担保もあるし、うちの会社は歴史もあるしってことで、お金を借りることはできたのですが、ものすごく悔しい思いをしたことを覚えています。
大家さんとしての毎週のお仕事
週に一回、掃除をしに来ています。以前はゴミ捨ても僕の仕事でしたけど、いつの間にか利用者さんがやってくれるようになりました。
掃除して、利用者さんとお話をして、お菓子食べて。
商店街でパンとか唐揚げ買ってきて、みんな食べると思ったら食べなくて、1人でいっぱい食べて寮母が太る。余ったら「お母さんに持って帰りー」って笑
僕は世間話を聞く担当です。細川は仕事の悩みを聞く担当。僕だけの日は「じゃあ、お茶しましょー」ってなりますね笑
名前に『大正』入れた理由
名前の意味は、
「大正区でメイキングする拠り所 = ヨリドコ大正メイキン」
僕らのネーミングのルールとして本当だったら、シェアオフィス『ヨリドコワーキン』にならって、『ヨリドコメイキン』の予定だったんですけど、『ヨリドコ大正メイキン』にしたのは大正を外に広めていくために、大正にプラスに働くようにしたかったからこのネーミングにしました。
このプロジェクトで得たもの
2017年の11月にヨリドコ大正メイキンが完成して、
古いものを新しくするだけではなくて、元々土地が持っている思いとか力には、新しくなったその建物にも響く影響が絶対にある。
ってことを実感しました。
人が住んでいた物件だし、リノベーションしてもやっぱり古いものが残っているってことが大事。

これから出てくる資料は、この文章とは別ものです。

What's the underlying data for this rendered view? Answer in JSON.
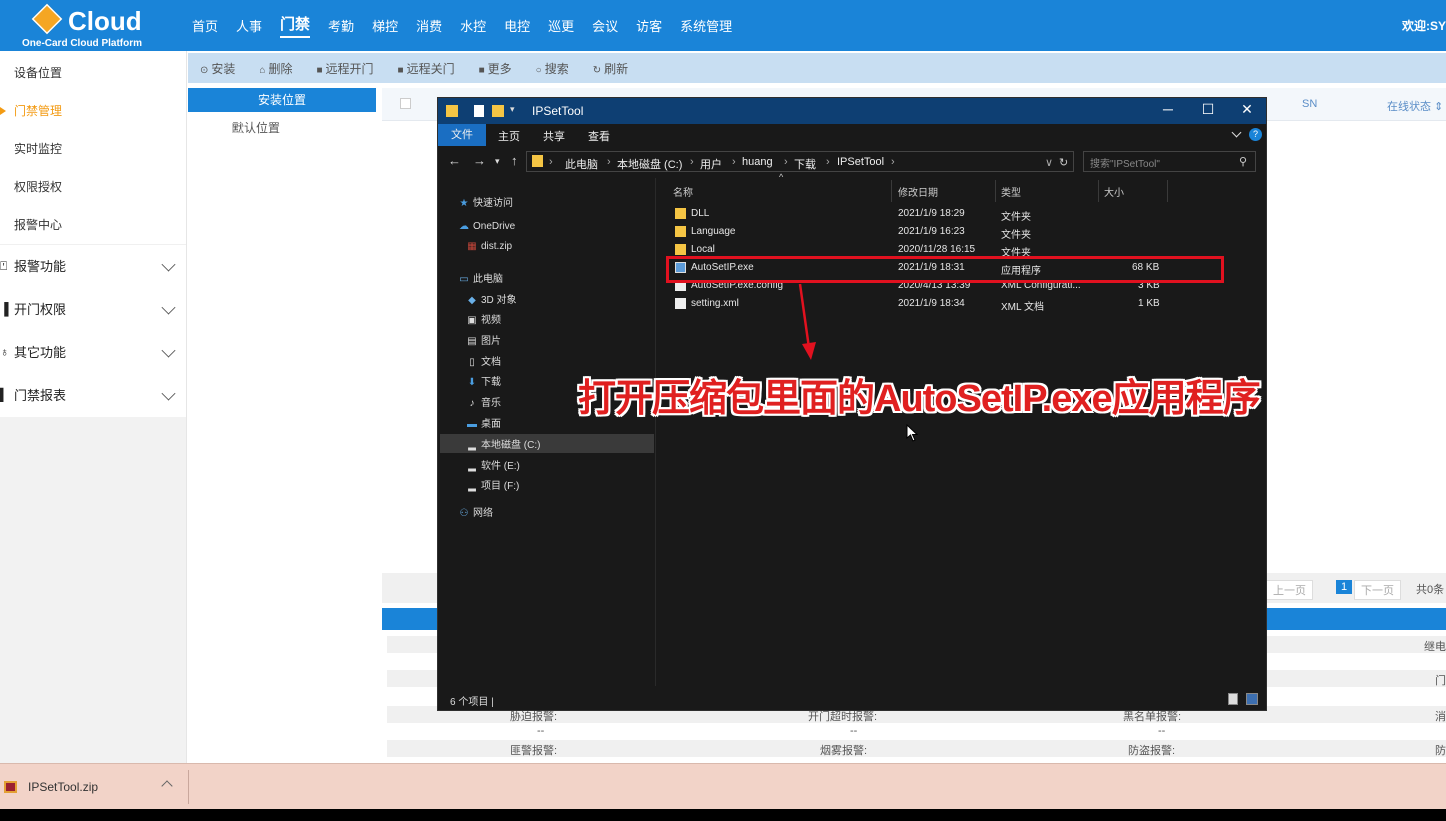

イベントに近所の人が来てくれて、こんなことを言ってくれたことがありました。
一番嬉しいのが「よかった!潰されへんかってんね」って言葉。
昔の面影が残っているのは嬉しい。出来上がってみたら綺麗になりすぎて潰したんかなと思ったけど、懐かしい建物が残っててよかった!
なんて言葉を聞くと「やってよかった!」と思います。